In the excerpts released by the Library, Kennedy worries that public support of the Moon program is waning, and that it will affect his re-election chances. As heard in the recording of the November 1962 meeting, Kennedy is very concerned about the escalating costs.

Acknowledging it may be difficult to justify the expense solely on prestige — which was a main reason during internal Administration discussions in early 1961 — Kennedy suggests to Webb that they abandon the nominally civilian nature of NASA to declare the Moon program was a military adventure:

Well I talked to the other day, about 2 weeks ago, to McNamara and Gilpatric for a few minutes and said that I thought the space program, looking ahead, unless the Russians did something dramatic and we don’t have anything dramatic coming up for the next 12 months, so it’s going to be an attack on the budget, but this looks like a hell of a lot of dough to go to the moon when you can go — you can learn most of that you want scientifically through instruments and putting a man on the moon really is a stunt and it isn’t worth that many billions. Therefore the heat's going to go on unless we can say this has got some military justification and not just prestige. Otherwise Eisenhower is going to be kicking us around and we’re going to look like he’s probably right — they don’t want to spend that kind of dough. Why should we spend that kind of dough to put a man on the moon? (break) But it seems to me what we’ve got to try and do, is for the reasons you suggested: we’ve got to wrap around in this country, a military use for what we’re doing and spending in space. If we don’t, it does look like a stunt and too much money — some people – Christ, we can’t get money for some ( ) and all the rest and people saying we’re spending billions in going to the moon. If we can show that that’s true but there’s also a very significant military use. Now how are we going to do that.

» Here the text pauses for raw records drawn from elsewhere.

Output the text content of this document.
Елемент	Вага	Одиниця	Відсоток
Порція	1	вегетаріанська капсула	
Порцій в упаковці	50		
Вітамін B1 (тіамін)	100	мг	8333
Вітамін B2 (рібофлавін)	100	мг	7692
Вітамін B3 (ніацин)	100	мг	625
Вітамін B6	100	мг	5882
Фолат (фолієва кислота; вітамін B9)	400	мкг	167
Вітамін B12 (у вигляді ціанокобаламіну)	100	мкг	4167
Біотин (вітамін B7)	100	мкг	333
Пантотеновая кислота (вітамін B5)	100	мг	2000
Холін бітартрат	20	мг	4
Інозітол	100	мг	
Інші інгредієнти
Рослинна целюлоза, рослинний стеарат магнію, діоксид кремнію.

It's stunning that Kennedy would toy with the notion of converting the Moon program to a military affair, because the National Aeronautics and Space Act is clear that NASA is civilian in nature and all military activities in space are the purview of the Department of Defense. That separation was written into the Act in 1958 because President Eisenhower feared any U.S. militarization would give the USSR justification to do the same.

I wrote a year ago that the Moon program was "a publicity stunt" intended to "show the world our technology was better than the Soviet Union."

In his own words, Kennedy admitted as much and suggested making Apollo a military program to conceal that.

This new recording is yet more evidence that Kennedy's Moon program was not what fifty years of mythology have portrayed it.